Interpreting the output of Differential Expression for Single Cell

Differential Expression for Single Cell produces one or more Statistical Comparison Tables (Image sc_stat_comp_16_n_p).

Differentially expressed genes and clustering. Groups are often defined based on clusters found using a clustering algorithm. Because clustering and differential expression analysis are performed on the same data, they are not independent. This means that, even for simulated data generated from the same distribution, random differences in expression between genes may drive the formation of clusters, and these same genes will then be found to be differentially expressed between the clusters. One remedy for this is to perform clustering on half the data and differential expression on the other half. However, it is more common to simply be cautious about over-interpreting results.
A similar warning can be made for groups defined based on cell types predicted by Predict Cell Types - the tool works by learning the expression pattern of different genes in different cell types. Therefore, it is likely that many differentially expressed genes between cell types assigned by Predict Cell Types have been implicitly learned by the tool, and may not be specific to the dataset being analyzed.

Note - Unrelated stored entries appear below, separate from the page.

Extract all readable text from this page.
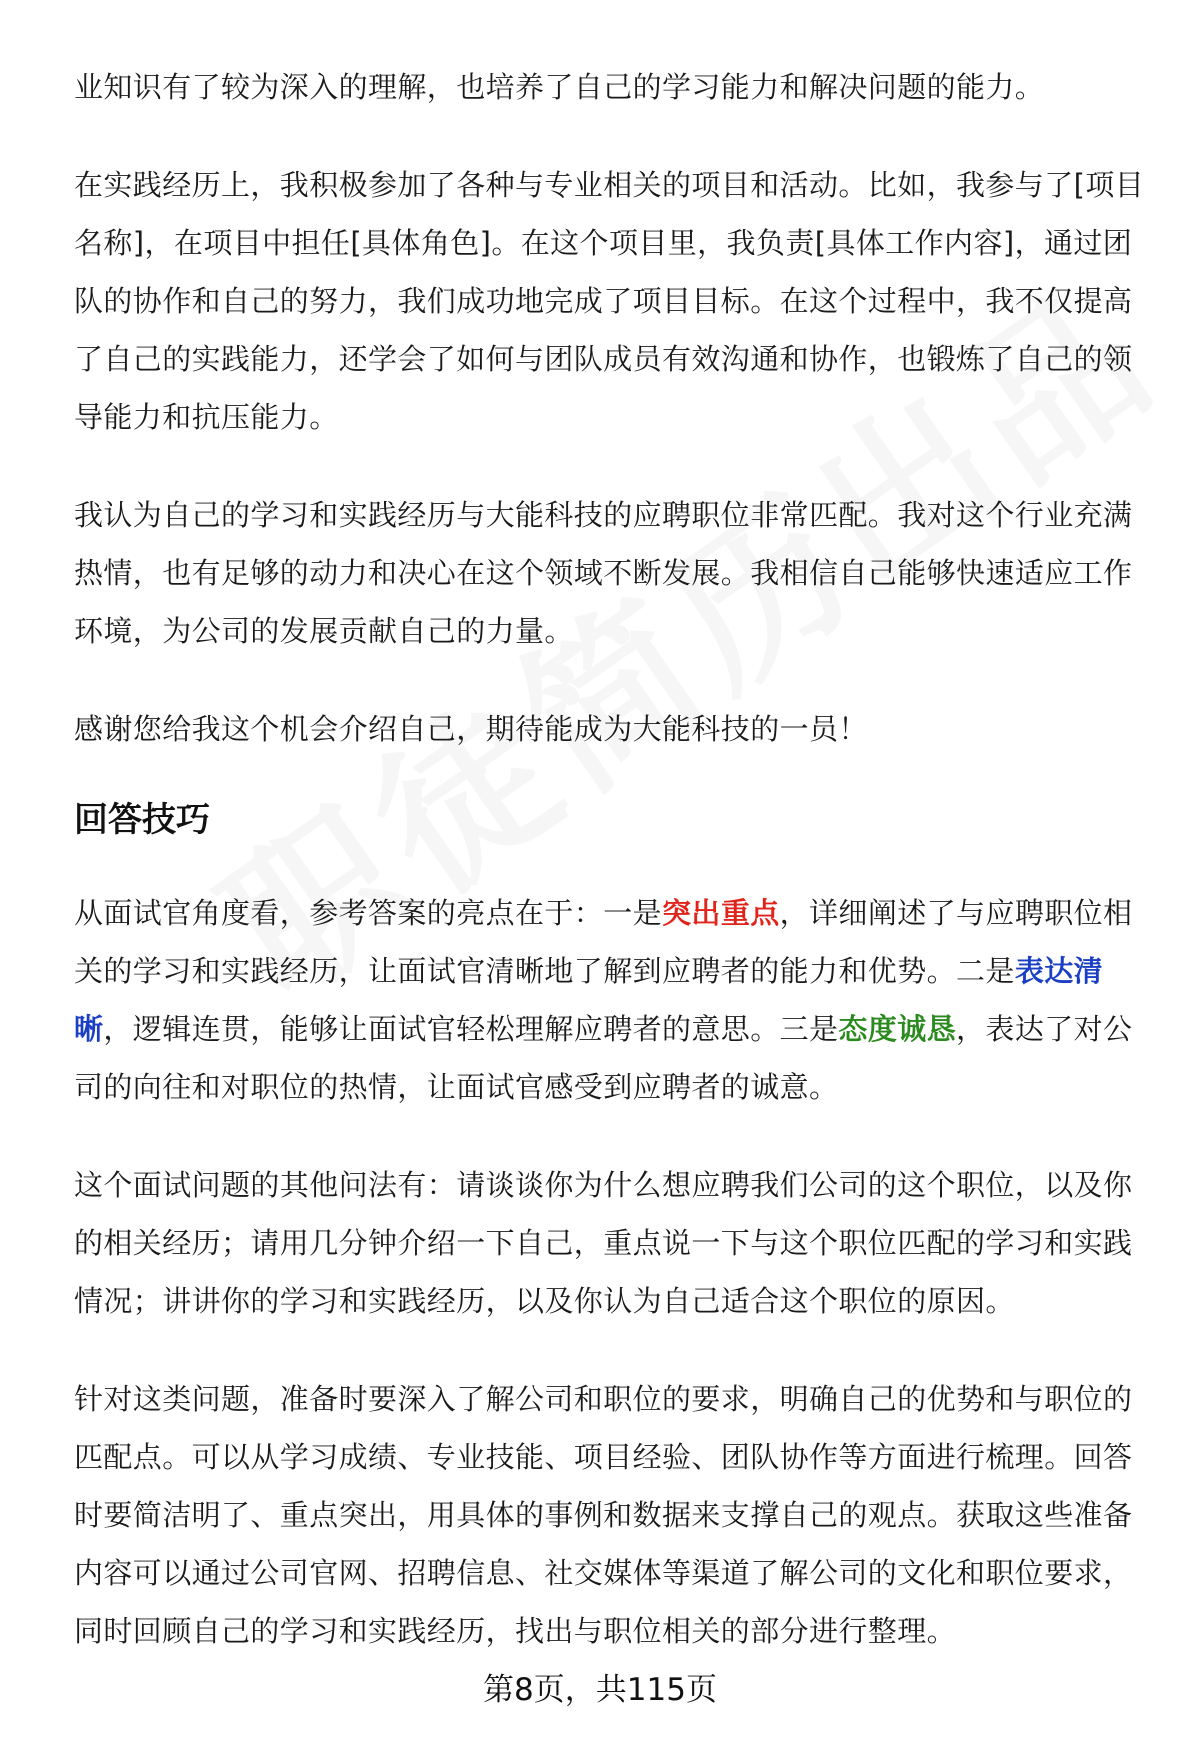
业知识有了较为深入的理解，也培养了自己的学习能力和解决问题的能力。

在实践经历上，我积极参加了各种与专业相关的项目和活动。比如，我参与了[项目名称]，在项目中担任[具体角色]。在这个项目里，我负责[具体工作内容]，通过团队的协作和自己的努力，我们成功地完成了项目目标。在这个过程中，我不仅提高了自己的实践能力，还学会了如何与团队成员有效沟通和协作，也锻炼了自己的领导能力和抗压能力。

我认为自己的学习和实践经历与大能科技的应聘职位非常匹配。我对这个行业充满热情，也有足够的动力和决心在这个领域不断发展。我相信自己能够快速适应工作环境，为公司的发展贡献自己的力量。

感谢您给我这个机会介绍自己，期待能成为大能科技的一员！

回答技巧

从面试官角度看，参考答案的亮点在于：一是突出重点，详细阐述了与应聘职位相关的学习和实践经历，让面试官清晰地了解到应聘者的能力和优势。二是表达清晰，逻辑连贯，能够让面试官轻松理解应聘者的意思。三是态度诚恳，表达了对公司的向往和对职位的热情，让面试官感受到应聘者的诚意。

这个面试问题的其他问法有：请谈谈你为什么想应聘我们公司的这个职位，以及你的相关经历；请用几分钟介绍一下自己，重点说一下与这个职位匹配的学习和实践情况；讲讲你的学习和实践经历，以及你认为自己适合这个职位的原因。

针对这类问题，准备时要深入了解公司和职位的要求，明确自己的优势和与职位的匹配点。可以从学习成绩、专业技能、项目经验、团队协作等方面进行梳理。回答时要简洁明了、重点突出，用具体的事例和数据来支撑自己的观点。获取这些准备内容可以通过公司官网、招聘信息、社交媒体等渠道了解公司的文化和职位要求，同时回顾自己的学习和实践经历，找出与职位相关的部分进行整理。

第8页，共115页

The Statistical Comparison Table element

For each gene, the table has several columns whose interpretation depends on whether the tests performed are `All group pairs' or `Identify marker genes'. The difference in interpretation arises because the output of `Identify marker genes' is a summary of several pairwise comparisons of the kind produced by `All group pairs'.

For example, with three groups: `Platelet', `B cell', and `T cell', `All group pairs' will perform tests such as `Platelet vs B cell', whereas `Identify marker genes' will perform tests such as `Platelet vs rest'. `Platelet vs rest', will be a summary of the pairwise comparisons `Platelet vs B cell' and `Platelet vs T cell'.

Downstream analyses using Statistical Comparison Tables

Note: Settings in Gene Set Test (Image identify_differentially_expressed_genes_16_n_p) and Pathway Analysis (Image new_ingenuity_pathway_analysis_blue_16_n_p) for filtering features using the `Max group mean' need to be adjusted, as default values are based on the TPM measure of expression, which is rarely appropriate for single cell data.